Я чувствую себя очень сильным. Мне не страшны никакие каратели и никакие раны. Я очень благодарен Алесе. Мне хочется сделать что-нибудь очень хорошее для нее. Но мысль о той, другой, московской девушке не дает мне покоя. Хотя я начинаю понимать, что просто-напросто, уходя в армию, выдумал я себе ту любовь. Потому что солдату нужна любовь как якорь, как маяк кораблю. Что у такае было с Тамарой? С восьмого класса держались за руки, целовались, потом поссорились, стали забывать друг друга. И вдруг — война. Узнал — Тамара эвакуировалась. По почте помирились, она обещала ждать…

— Мы будем дружить. Да? — для очистки совести спрашиваю я Алесю.

И больше всего в жизни мне хочется проверить — правда ли губы у Алеси пахнут земляникой?.. Она пожимает мне руку, улыбается… Девушка на Большой земле тоже вроде улыбается, а шагающий впереди пулеметчик, у которого совсем другие мысли в голове, оборачивается вдруг и раздраженно, прозаически шипит:

— Полегче, дружок! В сотый раз на каблуки наступаешь!

Ночь, прекрасная и грозная ночь не собирается, видно, уступать дню. Тем лучше для партизан, тем хуже для карателей.

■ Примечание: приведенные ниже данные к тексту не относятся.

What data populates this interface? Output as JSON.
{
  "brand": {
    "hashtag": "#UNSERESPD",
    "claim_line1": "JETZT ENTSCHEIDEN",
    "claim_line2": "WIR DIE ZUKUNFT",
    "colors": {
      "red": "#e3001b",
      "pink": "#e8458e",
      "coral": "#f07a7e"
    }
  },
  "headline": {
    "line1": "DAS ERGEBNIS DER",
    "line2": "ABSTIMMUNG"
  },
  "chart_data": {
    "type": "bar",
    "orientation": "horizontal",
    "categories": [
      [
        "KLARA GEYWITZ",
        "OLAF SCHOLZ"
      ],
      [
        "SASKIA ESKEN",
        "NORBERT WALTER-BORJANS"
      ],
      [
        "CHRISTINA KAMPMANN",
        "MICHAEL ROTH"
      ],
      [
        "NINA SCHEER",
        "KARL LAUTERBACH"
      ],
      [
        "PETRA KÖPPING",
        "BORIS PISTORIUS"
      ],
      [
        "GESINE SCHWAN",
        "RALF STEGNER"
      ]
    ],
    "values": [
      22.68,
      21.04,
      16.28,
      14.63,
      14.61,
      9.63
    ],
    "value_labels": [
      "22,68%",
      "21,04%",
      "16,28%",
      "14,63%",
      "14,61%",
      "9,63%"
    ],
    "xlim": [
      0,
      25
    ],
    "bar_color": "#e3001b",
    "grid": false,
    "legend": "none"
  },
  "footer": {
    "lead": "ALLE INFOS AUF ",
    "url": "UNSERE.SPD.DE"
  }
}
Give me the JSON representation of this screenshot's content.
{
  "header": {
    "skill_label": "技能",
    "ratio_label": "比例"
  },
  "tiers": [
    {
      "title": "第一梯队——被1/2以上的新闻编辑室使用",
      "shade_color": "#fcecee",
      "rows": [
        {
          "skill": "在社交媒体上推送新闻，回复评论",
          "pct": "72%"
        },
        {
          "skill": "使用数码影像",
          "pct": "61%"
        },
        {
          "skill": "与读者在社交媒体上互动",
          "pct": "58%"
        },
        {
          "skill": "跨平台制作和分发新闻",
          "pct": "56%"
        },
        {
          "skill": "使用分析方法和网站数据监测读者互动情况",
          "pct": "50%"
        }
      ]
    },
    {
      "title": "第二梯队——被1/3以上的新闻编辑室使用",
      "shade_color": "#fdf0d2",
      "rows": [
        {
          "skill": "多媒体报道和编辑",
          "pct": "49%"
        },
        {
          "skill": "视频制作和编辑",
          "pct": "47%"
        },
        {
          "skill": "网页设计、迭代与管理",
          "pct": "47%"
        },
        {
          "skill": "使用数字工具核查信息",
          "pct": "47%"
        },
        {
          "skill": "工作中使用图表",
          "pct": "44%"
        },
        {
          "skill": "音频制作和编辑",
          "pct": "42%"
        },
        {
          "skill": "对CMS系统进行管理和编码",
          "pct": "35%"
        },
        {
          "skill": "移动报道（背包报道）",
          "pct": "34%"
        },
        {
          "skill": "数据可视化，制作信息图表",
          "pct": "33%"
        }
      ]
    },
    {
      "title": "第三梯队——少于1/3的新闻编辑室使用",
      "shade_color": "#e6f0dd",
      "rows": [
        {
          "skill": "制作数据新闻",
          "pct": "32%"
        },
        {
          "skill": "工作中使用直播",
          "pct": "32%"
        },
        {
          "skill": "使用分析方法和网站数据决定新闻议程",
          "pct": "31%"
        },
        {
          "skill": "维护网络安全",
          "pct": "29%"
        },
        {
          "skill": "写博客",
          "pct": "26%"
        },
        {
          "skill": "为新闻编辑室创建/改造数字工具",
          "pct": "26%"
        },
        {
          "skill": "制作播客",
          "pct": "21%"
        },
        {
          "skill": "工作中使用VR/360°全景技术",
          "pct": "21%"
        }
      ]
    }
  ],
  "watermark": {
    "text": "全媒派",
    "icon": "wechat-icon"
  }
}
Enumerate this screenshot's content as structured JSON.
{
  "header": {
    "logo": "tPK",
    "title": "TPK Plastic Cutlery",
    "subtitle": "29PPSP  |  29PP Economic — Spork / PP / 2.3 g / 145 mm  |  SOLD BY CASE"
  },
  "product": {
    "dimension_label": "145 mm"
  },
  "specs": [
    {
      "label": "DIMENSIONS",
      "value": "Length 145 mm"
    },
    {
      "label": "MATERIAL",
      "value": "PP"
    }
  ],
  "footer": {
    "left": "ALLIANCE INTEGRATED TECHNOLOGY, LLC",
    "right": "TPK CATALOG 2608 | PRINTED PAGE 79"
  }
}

Тучи летят, обгоняя друг друга. Словно чудовищная гусеница, растянувшаяся колонна петляет по проселкам, взбирается на холмы, сползает в стылые овраги, оставляя за собой, вопреки всем предосторожностям, гиппопотамовый след. Далеко позади догорает зарево над Хачинским лесом.

— Тише! Деревня! — вместе с завываниями ветра пролетает над колонной легкий шепоток. Я расстегиваю кобуру, сжимаю рукоять нагана. Маяча крышами, проплывает мимо деревня. Не слышно ни приглушенного травой топота ног, ни дыхания изнемогающих от боли и усталости раненых. Слух напрягается, глаза рыщут вокруг, высматривая, выискивая, буравя каждую подозрительную тень. А тени в эту ночь все подозрительны, и малейший неожиданный звук колет сердце.

Короткий привал у шоссе Пропойск — Могилев, пока разведка прощупывает округу. После двадцатикилометрового похода можно наконец растянуться на траве, задрать ноги, расслабить мышцы. По рукам ходит Алесина фляжка, раненым — три глотка. Пью последним. Мне достается два глотка. Два глотка последней нашей воды из Ухлясти. Теперь из Ухлясти пьют немцы… А у нас вода осталась только в кожухах станковых пулеметов. Во время перехода через шоссе выставляем заслоны: на юг, в сторону Пропойска, и на север, в сторону села Рабовичи. Боков — он за проводника — ведет нас к Бажукову за реку Проню…

Опять болото? Нет, это широкая — почти на полкилометра — седая от росы заболоченная пойма Прони. Еще не видя Прони, мы чувствуем холод, запах реки.

Нежеланный, зернисто-серый, зябкий рассвет застает нас в самом неподходящем месте — на переправе через этот приток Сожа. Мелкой дробью садит дождь. Чешуится рябью свинцовая вода. Все мы долго пьем, наполняем фляжки. На давно не смоленной плоскодонке, припрятанной на берегу бажуковцами, поочередно перевозят на тот берег раненых, женщин и не умеющих плавать партизан. Остальные перебираются вплавь — кто нагишом, а кто и в полной форме.